Lucille gave a little choking sigh. She felt that the time had come for her to speak. That poor faithful old servant must no longer appear despicable in the eyes of the master he had served so well. She must make her confession to her grandfather as she had made it to Lucius.

‘I wish Lucius were here to speak for me,’ she thought; and then, ashamed of this moral cowardice, she knelt down beside Homer Sivewright’s chair, and took his hand in hers timidly, hardly knowing how to begin.
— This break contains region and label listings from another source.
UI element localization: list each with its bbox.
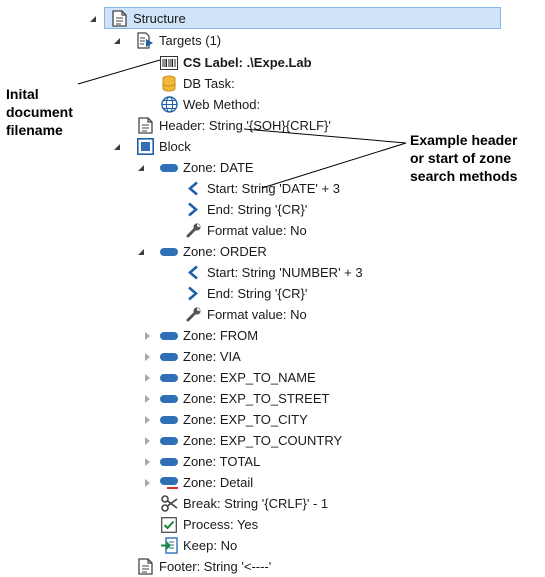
annotation-right: Example header or start of zone search m… (410, 131, 517, 185)
annotation-left: Inital document filename (6, 85, 73, 139)
annotation-line: or start of zone (410, 150, 512, 166)
annotation-line-start (261, 142, 407, 189)
annotation-line-left (77, 59, 161, 85)
annotation-line: Inital (6, 86, 39, 102)
annotation-line: filename (6, 122, 63, 138)
annotation-line: Example header (410, 132, 518, 148)
annotation-lines (77, 59, 407, 189)
annotation-line: search methods (410, 168, 518, 184)
annotation-line: document (6, 104, 73, 120)
annotation-line-header (243, 128, 407, 144)
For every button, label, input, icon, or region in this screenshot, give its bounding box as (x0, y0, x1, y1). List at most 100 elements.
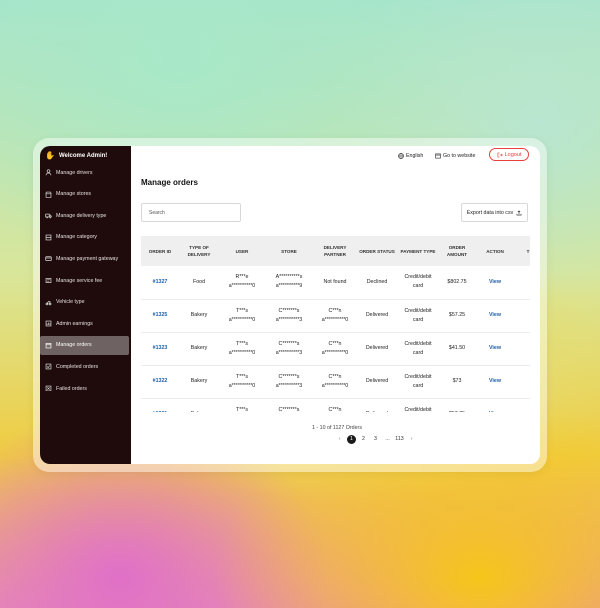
store-cell-text: C*******s (278, 307, 300, 314)
order-id-link[interactable]: #1321 (141, 398, 179, 412)
driver-icon (45, 169, 52, 176)
globe-icon (398, 152, 404, 159)
language-label: English (406, 152, 424, 159)
logout-button[interactable]: Logout (489, 148, 529, 161)
sidebar-item-failed-orders[interactable]: Failed orders (40, 379, 131, 391)
sidebar-item-completed-orders[interactable]: Completed orders (40, 357, 131, 376)
category-icon (45, 234, 52, 241)
payment-type-cell: Credit/debit card (397, 299, 439, 332)
order-id-link[interactable]: #1323 (141, 332, 179, 365)
page-button-3[interactable]: 3 (371, 435, 380, 444)
delivery-type-cell: Bakery (179, 365, 219, 398)
store-cell-text: a**********9 (275, 283, 303, 290)
logout-icon (497, 152, 503, 157)
user-cell: T***sa**********0 (219, 398, 265, 413)
sidebar-item-admin-earnings[interactable]: Admin earnings (40, 314, 131, 333)
payment-icon (45, 255, 52, 262)
view-link[interactable]: View (475, 266, 515, 299)
store-cell: A**********s a**********9 (265, 266, 313, 299)
order-amount-cell: $57.25 (439, 299, 475, 332)
export-csv-button[interactable]: Export data into csv (461, 203, 528, 222)
order-id-link-text: #1323 (152, 345, 168, 351)
view-link[interactable]: View (475, 299, 515, 332)
prev-page-button[interactable]: ‹ (335, 435, 344, 444)
order-amount-cell: $802.75 (439, 266, 475, 299)
sidebar-item-label: Manage drivers (56, 169, 93, 176)
store-cell-text: A**********s (275, 274, 303, 281)
payment-type-cell-text: Credit/debit (404, 274, 432, 281)
order-id-link[interactable]: #1327 (141, 266, 179, 299)
page-button-113[interactable]: 113 (395, 435, 404, 444)
delivery-type-cell-text: Bakery (190, 345, 208, 351)
payment-type-cell: Credit/debit card (397, 365, 439, 398)
user-cell-text: a**********0 (228, 382, 256, 389)
sidebar-item-label: Vehicle type (56, 299, 85, 306)
sidebar-item-manage-delivery-type[interactable]: Manage delivery type (40, 206, 131, 225)
order-id-link[interactable]: #1325 (141, 299, 179, 332)
sidebar-item-manage-payment-gateway[interactable]: Manage payment gateway (40, 249, 131, 268)
table-header-row: Order ID Type of delivery User Store Deliver… (141, 236, 530, 266)
user-cell-text: a**********0 (228, 349, 256, 356)
user-cell: T***sa**********0 (219, 365, 265, 398)
upload-icon (516, 209, 522, 215)
user-cell-text: R***e (235, 274, 249, 281)
column-header: T (526, 248, 530, 254)
order-status-cell-text: Declined (366, 278, 388, 285)
view-link[interactable]: View (475, 398, 515, 412)
payment-type-cell-text: card (412, 283, 424, 290)
view-link[interactable]: View (475, 332, 515, 365)
next-page-button[interactable]: › (407, 435, 416, 444)
sidebar-item-manage-stores[interactable]: Manage stores (40, 185, 131, 204)
failed-orders-icon (45, 385, 52, 391)
store-cell: C*******s a**********3 (265, 299, 313, 332)
table-row: #1323 Bakery T***s a**********0 C*******s a**… (141, 332, 530, 365)
page-button-2[interactable]: 2 (359, 435, 368, 444)
table-row: #1327 Food R***e a**********0 A**********s a*… (141, 266, 530, 299)
search-input[interactable] (141, 203, 241, 222)
delivery-type-cell-text: Bakery (190, 378, 208, 384)
orders-table-container[interactable]: Order ID Type of delivery User Store Deliver… (141, 236, 530, 412)
store-cell-text: C*******s (278, 373, 300, 380)
delivery-partner-cell-text: C***n (328, 340, 342, 347)
user-cell-text: T***s (235, 406, 249, 413)
sidebar-item-label: Manage service fee (56, 277, 103, 284)
sidebar-item-manage-category[interactable]: Manage category (40, 228, 131, 247)
order-status-cell: Delivered (357, 332, 397, 365)
website-label: Go to website (443, 152, 476, 159)
sidebar-nav: Manage drivers Manage stores Manage delive… (40, 163, 131, 391)
view-link-text: View (489, 345, 501, 351)
user-cell-text: T***s (235, 307, 249, 314)
go-to-website-link[interactable]: Go to website (435, 151, 475, 160)
order-id-link[interactable]: #1322 (141, 365, 179, 398)
sidebar-item-manage-service-fee[interactable]: Manage service fee (40, 271, 131, 290)
delivery-type-cell-text: Food (192, 278, 206, 285)
table-row: #1322 Bakery T***s a**********0 C*******s a**… (141, 365, 530, 398)
view-link-text: View (489, 411, 501, 412)
order-status-cell: Delivered (357, 398, 397, 412)
sidebar-item-manage-drivers[interactable]: Manage drivers (40, 163, 131, 182)
store-cell-text: C*******s (278, 406, 300, 413)
order-status-cell-text: Delivered (365, 378, 389, 384)
page-button-1[interactable]: 1 (347, 434, 356, 444)
order-status-cell-text: Delivered (366, 411, 388, 412)
sidebar-item-manage-orders[interactable]: Manage orders (40, 335, 129, 355)
payment-type-cell-text: Credit/debit (404, 373, 432, 380)
sidebar-item-vehicle-type[interactable]: Vehicle type (40, 293, 131, 312)
store-cell-text: a**********3 (275, 316, 303, 323)
language-selector[interactable]: English (398, 151, 423, 160)
store-cell: C*******sa**********3 (265, 398, 313, 413)
sidebar-item-label: Manage category (56, 234, 97, 241)
table-row: #1321 Bakery T***sa**********0C*******sa**… (141, 398, 530, 413)
payment-type-cell-text: Credit/debit (404, 307, 432, 314)
completed-orders-icon (45, 363, 52, 370)
service-fee-icon (45, 277, 52, 284)
delivery-type-cell-text: Bakery (191, 411, 208, 412)
website-icon (435, 153, 441, 158)
delivery-type-icon (45, 212, 52, 219)
delivery-type-cell: Bakery (179, 398, 219, 412)
column-header: Store (281, 248, 297, 254)
page-title: Manage orders (141, 178, 198, 187)
view-link[interactable]: View (475, 365, 515, 398)
top-bar: English Go to website Logout (131, 146, 540, 164)
overflow-cell (515, 365, 530, 398)
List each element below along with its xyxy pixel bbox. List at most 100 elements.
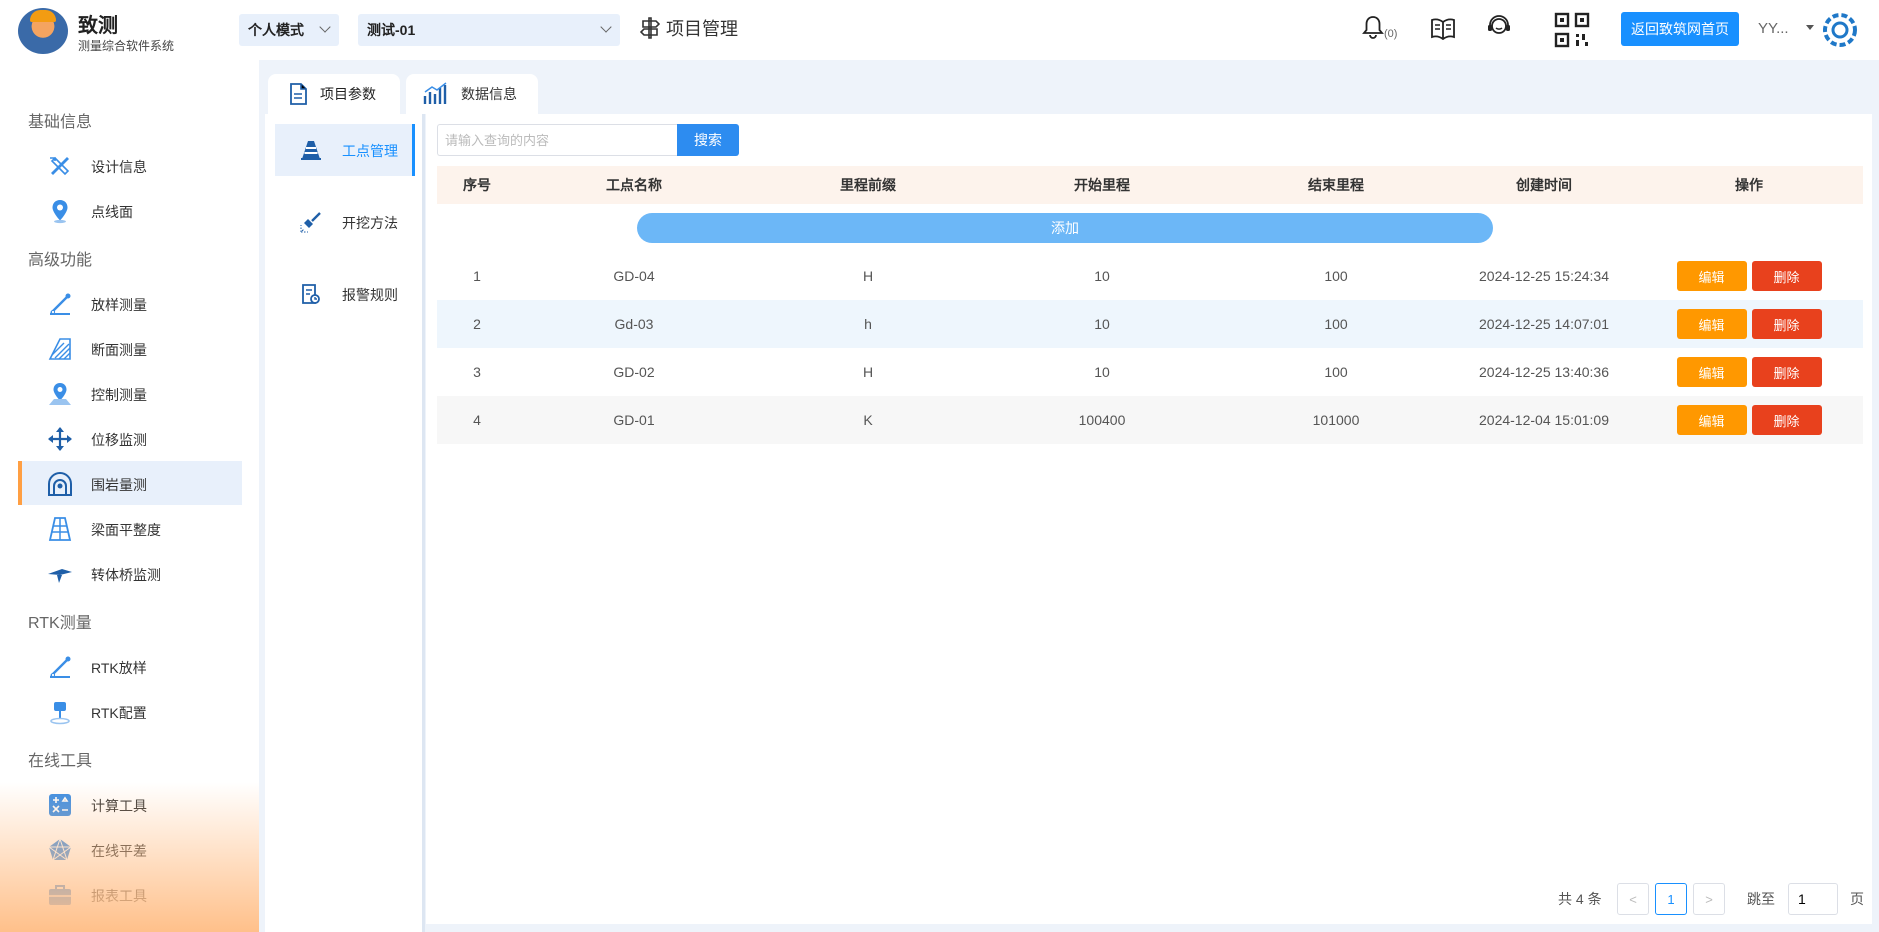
cell-prefix: H: [862, 268, 874, 284]
work-point-table: 序号 工点名称 里程前缀 开始里程 结束里程 创建时间 操作 添加 1 GD-0…: [437, 166, 1863, 444]
search-button[interactable]: 搜索: [677, 124, 739, 156]
sidebar-item-calculator[interactable]: 计算工具: [18, 782, 242, 826]
search-input[interactable]: [437, 124, 677, 156]
prev-page-button[interactable]: <: [1617, 883, 1649, 915]
cell-no: 1: [473, 268, 481, 284]
mode-select[interactable]: 个人模式: [239, 14, 339, 46]
cell-created: 2024-12-25 15:24:34: [1479, 268, 1609, 284]
sidebar-item-swivel-bridge[interactable]: 转体桥监测: [18, 551, 242, 595]
sidebar-item-label: RTK放样: [91, 660, 147, 676]
cell-end: 100: [1324, 364, 1348, 380]
rtk-stakeout-icon: [50, 656, 71, 678]
mode-select-value: 个人模式: [248, 22, 304, 38]
bridge-icon: [48, 569, 72, 583]
rule-document-icon: [302, 284, 320, 304]
sidebar-item-surrounding-rock[interactable]: 围岩量测: [18, 461, 242, 505]
home-button[interactable]: 返回致筑网首页: [1621, 12, 1739, 46]
sidebar-item-label: 围岩量测: [91, 477, 147, 493]
delete-button[interactable]: 删除: [1751, 309, 1822, 339]
pagination-total: 共 4 条: [1558, 891, 1602, 907]
user-name[interactable]: YY...: [1758, 20, 1789, 37]
sidebar-item-design-info[interactable]: 设计信息: [18, 143, 242, 187]
sidebar-item-point-line-surface[interactable]: 点线面: [18, 188, 242, 232]
cell-actions: 编辑 删除: [1635, 396, 1863, 444]
chevron-down-icon: [600, 21, 612, 33]
add-row: 添加: [437, 204, 1863, 252]
subnav-alarm-rules[interactable]: 报警规则: [275, 268, 415, 320]
top-header: 致测 测量综合软件系统 个人模式 测试-01 项目管理 (0) 返回致筑网首页 …: [0, 0, 1879, 60]
rtk-config-icon: [50, 702, 70, 725]
sidebar-item-stakeout[interactable]: 放样测量: [18, 281, 242, 325]
beam-icon: [48, 517, 72, 541]
edit-button[interactable]: 编辑: [1676, 405, 1747, 435]
sidebar-item-section[interactable]: 断面测量: [18, 326, 242, 370]
subnav-excavation-method[interactable]: 开挖方法: [275, 196, 415, 248]
cell-created: 2024-12-25 13:40:36: [1479, 364, 1609, 380]
edit-button[interactable]: 编辑: [1676, 309, 1747, 339]
user-avatar[interactable]: [1822, 12, 1858, 51]
qr-code-icon[interactable]: [1554, 12, 1590, 51]
subnav-label: 工点管理: [342, 143, 398, 159]
project-select-value: 测试-01: [367, 22, 416, 38]
caret-down-icon[interactable]: [1806, 25, 1814, 30]
edit-button[interactable]: 编辑: [1676, 261, 1747, 291]
add-button[interactable]: 添加: [637, 213, 1493, 243]
sidebar-item-rtk-config[interactable]: RTK配置: [18, 689, 242, 733]
sidebar-item-label: 梁面平整度: [91, 522, 161, 538]
sub-navigation: 工点管理 开挖方法 报警规则: [265, 114, 425, 932]
sidebar-item-report[interactable]: 报表工具: [18, 872, 242, 916]
table-header-row: 序号 工点名称 里程前缀 开始里程 结束里程 创建时间 操作: [437, 166, 1863, 204]
column-header: 结束里程: [1219, 166, 1453, 204]
cell-prefix: H: [862, 364, 874, 380]
cell-start: 10: [1094, 268, 1110, 284]
tab-project-params[interactable]: 项目参数: [268, 74, 400, 114]
tunnel-icon: [48, 472, 72, 496]
delete-button[interactable]: 删除: [1751, 261, 1822, 291]
edit-button[interactable]: 编辑: [1676, 357, 1747, 387]
tab-label: 数据信息: [461, 86, 517, 102]
tab-label: 项目参数: [320, 86, 376, 102]
table-row: 2 Gd-03 h 10 100 2024-12-25 14:07:01 编辑删…: [437, 300, 1863, 348]
cell-prefix: K: [751, 396, 985, 444]
jump-label: 跳至: [1747, 891, 1775, 907]
sidebar-item-label: 计算工具: [91, 798, 147, 814]
column-header: 开始里程: [985, 166, 1219, 204]
main-panel: 搜索 序号 工点名称 里程前缀 开始里程 结束里程 创建时间 操作 添加 1 G…: [426, 114, 1872, 924]
delete-button[interactable]: 删除: [1751, 357, 1822, 387]
customer-service-icon[interactable]: [1486, 14, 1512, 43]
table-row: 3 GD-02 H 10 100 2024-12-25 13:40:36 编辑删…: [437, 348, 1863, 396]
sidebar-item-control[interactable]: 控制测量: [18, 371, 242, 415]
column-header: 创建时间: [1453, 166, 1635, 204]
location-pin-icon: [52, 200, 68, 224]
delete-button[interactable]: 删除: [1751, 405, 1822, 435]
sidebar-item-label: 位移监测: [91, 432, 147, 448]
app-name: 致测: [78, 15, 118, 37]
page-unit-label: 页: [1850, 891, 1864, 907]
sidebar-item-label: 断面测量: [91, 342, 147, 358]
sidebar-item-label: 报表工具: [91, 888, 147, 904]
move-arrows-icon: [48, 427, 72, 451]
cell-name: GD-04: [613, 268, 655, 284]
sidebar-item-adjustment[interactable]: 在线平差: [18, 827, 242, 871]
subnav-work-point[interactable]: 工点管理: [275, 124, 415, 176]
sidebar-item-rtk-stakeout[interactable]: RTK放样: [18, 644, 242, 688]
cell-no: 3: [473, 364, 481, 380]
cell-start: 10: [985, 300, 1219, 348]
sidebar-item-label: 放样测量: [91, 297, 147, 313]
app-subtitle: 测量综合软件系统: [78, 39, 175, 53]
jump-page-input[interactable]: [1788, 883, 1838, 915]
book-icon[interactable]: [1430, 16, 1456, 43]
sidebar-section-title: RTK测量: [28, 615, 92, 632]
tab-data-info[interactable]: 数据信息: [406, 74, 538, 114]
sidebar-section-title: 高级功能: [28, 252, 93, 269]
current-page-button[interactable]: 1: [1655, 883, 1687, 915]
cell-prefix: h: [751, 300, 985, 348]
column-header: 序号: [437, 166, 517, 204]
project-select[interactable]: 测试-01: [358, 14, 620, 46]
sidebar-item-displacement[interactable]: 位移监测: [18, 416, 242, 460]
sidebar-item-beam-flatness[interactable]: 梁面平整度: [18, 506, 242, 550]
cone-icon: [301, 141, 321, 160]
next-page-button[interactable]: >: [1693, 883, 1725, 915]
bell-icon[interactable]: [1362, 14, 1384, 43]
stakeout-icon: [50, 293, 71, 315]
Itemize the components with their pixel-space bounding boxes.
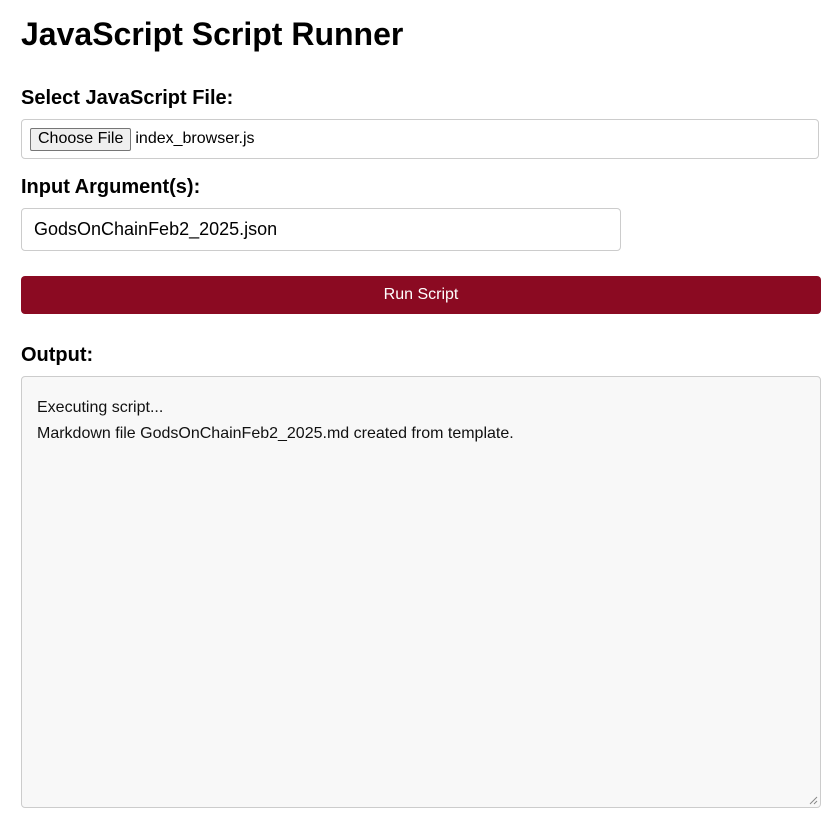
- selected-file-name: index_browser.js: [135, 130, 255, 147]
- output-label: Output:: [21, 344, 94, 366]
- file-input[interactable]: Choose File index_browser.js: [21, 119, 819, 159]
- page-title: JavaScript Script Runner: [21, 16, 404, 52]
- run-script-button[interactable]: Run Script: [21, 276, 821, 314]
- output-textarea[interactable]: Executing script... Markdown file GodsOn…: [21, 376, 821, 808]
- resize-handle-icon[interactable]: [808, 795, 818, 805]
- output-line: Markdown file GodsOnChainFeb2_2025.md cr…: [37, 425, 514, 442]
- file-select-label: Select JavaScript File:: [21, 87, 234, 109]
- output-line: Executing script...: [37, 399, 164, 416]
- choose-file-button[interactable]: Choose File: [30, 127, 132, 151]
- arguments-input[interactable]: [21, 208, 621, 251]
- arguments-label: Input Argument(s):: [21, 176, 201, 198]
- script-runner-page: JavaScript Script Runner Select JavaScri…: [0, 0, 840, 818]
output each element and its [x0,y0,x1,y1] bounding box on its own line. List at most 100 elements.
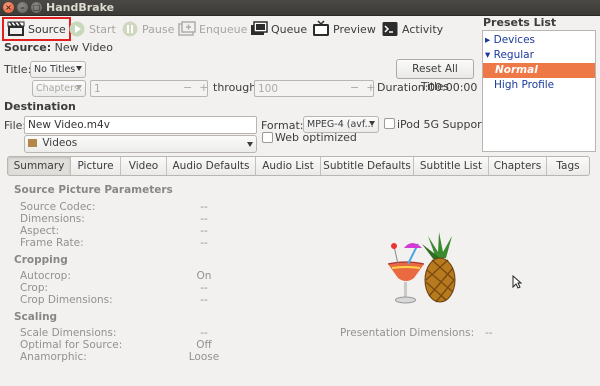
tab-subtitle-defaults[interactable]: Subtitle Defaults [321,157,414,175]
tab-summary[interactable]: Summary [8,157,71,175]
queue-button[interactable]: Queue [250,18,307,40]
collapse-arrow-icon[interactable]: ▾ [485,49,490,61]
summary-value: -- [200,282,208,294]
presentation-dimensions-label: Presentation Dimensions: [340,327,475,339]
maximize-icon[interactable]: □ [31,2,42,13]
start-button[interactable]: Start [68,18,116,40]
title-select[interactable]: No Titles [30,61,86,78]
chapters-select[interactable]: Chapters: [32,80,86,97]
source-label: Source: [4,41,52,54]
pause-button[interactable]: Pause [121,18,174,40]
source-row: Source: New Video [4,41,113,54]
summary-key: Source Codec: [20,201,96,213]
plus-icon[interactable]: + [366,81,375,94]
destination-heading: Destination [4,100,76,113]
tab-subtitle-list[interactable]: Subtitle List [414,157,489,175]
pause-icon [121,20,139,38]
reset-all-titles-button[interactable]: Reset All Titles [396,59,474,93]
minus-icon[interactable]: − [183,81,192,94]
tab-picture[interactable]: Picture [71,157,121,175]
preset-label: Regular [493,49,534,61]
chapter-start-stepper[interactable]: − + [183,81,208,94]
file-name-input[interactable]: New Video.m4v [24,116,257,134]
enqueue-button-label: Enqueue [199,22,248,36]
chevron-down-icon [76,66,82,71]
summary-key: Anamorphic: [20,351,87,363]
queue-icon [250,20,268,38]
preset-label: Devices [493,34,536,46]
preview-button-label: Preview [333,22,376,36]
chapter-end-stepper[interactable]: − + [350,81,375,94]
summary-key: Crop: [20,282,49,294]
summary-value: -- [200,225,208,237]
tab-tags[interactable]: Tags [547,157,589,175]
destination-folder-select[interactable]: Videos [24,135,257,153]
tab-audio-defaults[interactable]: Audio Defaults [167,157,256,175]
close-icon[interactable]: × [3,2,14,13]
window-title: HandBrake [46,1,115,14]
duration-label: Duration: [377,81,429,94]
tv-icon [312,20,330,38]
enqueue-icon [178,20,196,38]
summary-value: -- [200,294,208,306]
file-label: File: [4,119,27,132]
web-optimized-label: Web optimized [275,131,357,144]
minus-icon[interactable]: − [350,81,359,94]
summary-value: Loose [188,351,220,363]
presentation-dimensions-value: -- [485,327,493,339]
source-picture-parameters-heading: Source Picture Parameters [14,184,173,196]
source-button[interactable]: Source [2,17,71,41]
summary-key: Scale Dimensions: [20,327,117,339]
chevron-down-icon [247,142,253,147]
summary-value: -- [200,327,208,339]
preset-group-devices[interactable]: ▸ Devices [483,33,595,48]
activity-button[interactable]: Activity [381,18,443,40]
source-value: New Video [54,41,113,54]
ipod-5g-checkbox[interactable] [384,118,395,129]
plus-icon[interactable]: + [199,81,208,94]
preset-group-regular[interactable]: ▾ Regular [483,48,595,63]
web-optimized-checkbox[interactable] [262,132,273,143]
tab-chapters[interactable]: Chapters [489,157,547,175]
chapter-start-value: 1 [94,83,101,95]
activity-button-label: Activity [402,22,444,36]
tab-video[interactable]: Video [121,157,167,175]
format-select-value: MPEG-4 (avf... [307,119,374,130]
summary-value: On [196,270,212,282]
preset-item-normal[interactable]: Normal [483,63,595,78]
chevron-down-icon [369,121,375,126]
tab-audio-list[interactable]: Audio List [256,157,321,175]
clapperboard-icon [7,20,25,38]
summary-key: Autocrop: [20,270,71,282]
summary-key: Optimal for Source: [20,339,123,351]
title-bar: × – □ HandBrake [0,0,600,16]
chevron-down-icon [76,85,82,90]
title-label: Title: [4,63,32,76]
through-label: through [213,81,257,94]
summary-key: Crop Dimensions: [20,294,113,306]
handbrake-logo-icon [384,230,464,310]
chapter-end-value: 100 [258,83,279,95]
settings-tabs: Summary Picture Video Audio Defaults Aud… [7,156,590,176]
source-button-label: Source [28,22,66,36]
summary-value: -- [200,237,208,249]
title-select-value: No Titles [34,64,76,75]
summary-value: Off [196,339,212,351]
preset-label: Normal [495,64,538,76]
preview-button[interactable]: Preview [312,18,376,40]
summary-value: -- [200,213,208,225]
summary-key: Dimensions: [20,213,85,225]
minimize-icon[interactable]: – [17,2,28,13]
cropping-heading: Cropping [14,254,68,266]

‘I’m not angry with you, child,’ he said gently, interpreting that timid clinging touch as a remonstrance. ‘You have been true and faithful. But women are like dogs in the fidelity of their attachments. One hardly counts them when one considers the baseness of mankind.’

‘O grandfather, I have not been quite faithful. I meant to do what was right—only—only I obeyed my heart, and wavered from the strict line of duty. It was my fault that you were robbed.’

‘Your fault? Nonsense, child! That poor little head of yours isn’t right yet, or you would not talk so.’

‘It is the truth, grandpapa,’ said Lucille, and then told her story—told how the wanderer had pleaded, and how, touched by his houselessness and seeming destitution, she had admitted him in secret to the shelter of his father’s roof.

The old man listened with sublime patience. Another evidence of how vile a thing was this dead son, whom he had mourned with that strange unreasoning tenderness which death will awaken in the coldest hearts.

‘Say no more, child,’ he said gently, when Lucille had pleaded for pardon almost as if the wrong done by Ferdinand Sivewright had been wholly hers. ‘You were foolish and loving, and pitied him and trusted him, although I had often warned you that he was of all men most unworthy of pity or trust. Don’t cry, Lucille; I’m not angry with you. Perhaps I might have been persuaded to believe in him myself if he had pleaded long enough. That tongue of his was subtle as the serpent’s. And so it was my son who robbed me! He crept into my house in secret, and used his first opportunity to plunder. He is dead; let us forget him. The tenderest mercy God and man could show him would be oblivion.’

And from this hour Homer Sivewright spoke of his son no more.